After spending eight hours a day for a week preparing, SVSU’s moot court team traveled to Wiggins, Mississippi, ready to take on the national competition.
“We spent hours, sometimes until 5 a.m., making sure our legal citations were correct and our arguments were coherent,” said Justin Weller, a political science junior.
Weller was part of one of three teams that made it to nationals this year.
Along with partner Lindsey Mead, an English senior, they made SVSU history by winning the National Appellate Brief Writing Competition, coming in fourth out of 124 teams.
Each team had a different way to prepare, but all agreed that practicing was the most important part.
“Practice is the best thing anyone can do to prepare for a competition,” said Justine Brabaw, a political science junior. “I would use any spare moment to give my argument, read case law or look at flashcards in hopes of bettering myself for this competition.”
Compared to previous years, having more practice time and more teams to help helped the SVSU teams make it farther.
“This year, we qualified three teams for nationals,” Mead said. “In my three years of competing, that was the most teams qualified. Therefore, our prep got adjusted to be more wide scale. We could bounce ideas off one another, scrimmage and really dive into our cases deeper.”
Brabaw said she had to calm her nerves before a competition.
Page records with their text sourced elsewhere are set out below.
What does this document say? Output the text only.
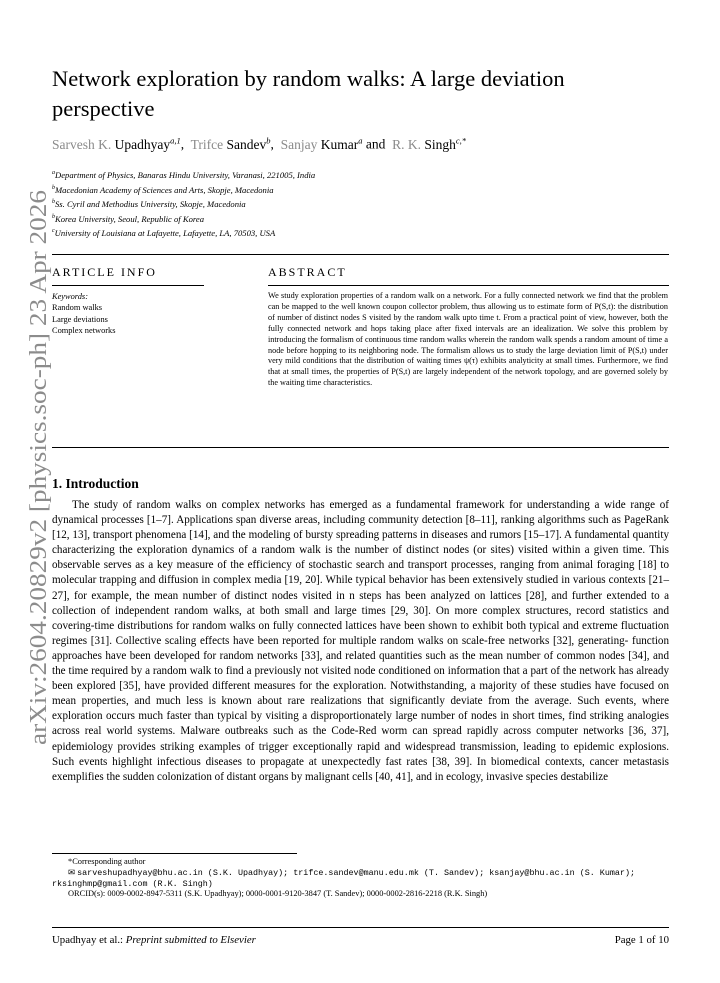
arXiv:2604.20829v2 [physics.soc-ph] 23 Apr 2026
Network exploration by random walks: A large deviation
perspective
Sarvesh K. Upadhyay$^{a,1}$,  Trifce Sandev$^b$,  Sanjay Kumar$^a$ and  R. K. Singh$^{c,*}$
$^a$Department of Physics, Banaras Hindu University, Varanasi, 221005, India
$^b$Macedonian Academy of Sciences and Arts, Skopje, Macedonia
$^b$Ss. Cyril and Methodius University, Skopje, Macedonia
$^b$Korea University, Seoul, Republic of Korea
$^c$University of Louisiana at Lafayette, Lafayette, LA, 70503, USA
ARTICLE INFO	ABSTRACT
Keywords:
Random walks
Large deviations
Complex networks
We study exploration properties of a random walk on a network. For a fully connected network we find that the problem can be mapped to the well known coupon collector problem, thus allowing us to estimate form of P(S,t): the distribution of number of distinct nodes S visited by the random walk upto time t. From a practical point of view, however, both the fully connected network and hops taking place after fixed intervals are an idealization. We solve this problem by introducing the formalism of continuous time random walks wherein the random walk spends a random amount of time a node before hopping to its neighboring node. The formalism allows us to study the large deviation limit of P(S,t) under very mild conditions that the distribution of waiting times ψ(τ) exhibits analyticity at small times. Furthermore, we find that at small times, the properties of P(S,t) are largely independent of the network topology, and are governed solely by the waiting time characteristics.
1. Introduction

The study of random walks on complex networks has emerged as a fundamental framework for understanding a wide range of dynamical processes [1–7]. Applications span diverse areas, including community detection [8–11], ranking algorithms such as PageRank [12, 13], transport phenomena [14], and the modeling of bursty spreading patterns in diseases and rumors [15–17]. A fundamental quantity characterizing the exploration dynamics of a random walk is the number of distinct nodes (or sites) visited within a given time. This observable serves as a key measure of the efficiency of stochastic search and transport processes, ranging from animal foraging [18] to molecular trapping and diffusion in complex media [19, 20]. While typical behavior has been extensively studied in various contexts [21–27], for example, the mean number of distinct nodes visited in n steps has been analyzed on lattices [28], and further extended to a collection of independent random walks, at both small and large times [29, 30]. On more complex structures, record statistics and covering-time distributions for random walks on fully connected lattices have been shown to exhibit both typical and extreme fluctuation regimes [31]. Collective scaling effects have been reported for multiple random walks on scale-free networks [32], generating- function approaches have been developed for random networks [33], and related quantities such as the mean number of common nodes [34], and the time required by a random walk to find a previously not visited node conditioned on information that a part of the network has already been explored [35], have provided different measures for the exploration. Notwithstanding, a majority of these studies have focused on mean properties, and much less is known about rare realizations that significantly deviate from the average. Such events, where exploration occurs much faster than typical by visiting a disproportionately large number of nodes in short times, find striking analogies across real world systems. Malware outbreaks such as the Code-Red worm can spread rapidly across computer networks [36, 37], epidemiology provides striking examples of trigger exceptionally rapid and widespread transmission, leading to epidemic explosions. Such events highlight infectious diseases to propagate at unexpectedly fast rates [38, 39]. In biomedical contexts, cancer metastasis exemplifies the sudden colonization of distant organs by malignant cells [40, 41], and in ecology, invasive species destabilize

*Corresponding author
✉ sarveshupadhyay@bhu.ac.in (S.K. Upadhyay); trifce.sandev@manu.edu.mk (T. Sandev); ksanjay@bhu.ac.in (S. Kumar); rksinghmp@gmail.com (R.K. Singh)
ORCID(s): 0009-0002-8947-5311 (S.K. Upadhyay); 0000-0001-9120-3847 (T. Sandev); 0000-0002-2816-2218 (R.K. Singh)
Upadhyay et al.: Preprint submitted to Elsevier	Page 1 of 10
“If the judges aren’t in the room when I get there, I’ll run through part of my argument to warm up my voice and test my volume in the room,” Brabaw said. “This usually calms my nerves before competing because anything beyond that is outside of my control.”
The biggest part of their success was being able to work well with their teammates, Mead said.
“You can catch me squeezing Justin’s hand, my co-counsel and best friend, under the table before we compete,” Mead said. “I have the utmost faith in him. He is an incredible speaker and moot court student. We really are a team, and I would not have changed that dynamic for anything.”
Aside from preparing with their teams right before a competition, the mooters get together and sing to help warm up their voices.
“We all warm up our voices with songs such as Whitney Houston’s ‘I Wanna Dance With Somebody’ and the Backstreet Boy’s ‘Everybody,’” Brabaw said.
Erik Byron, a political science senior, said the experience taught him how to understand what different people expect.
“I have learned that it is very important to understand how different people want different things,” Byron said. “If you want to succeed, you need to understand what that particular person you’re trying to convince wants out of you.”
Mead offered some advice to future students and students considering joining moot court.
“(You) are absolutely capable of getting something really valuable out of this class,” Mead said. “Whether that be personal confidence and strength or affirmation that law is or is not for (you), it is so worth experimenting with and growing in.”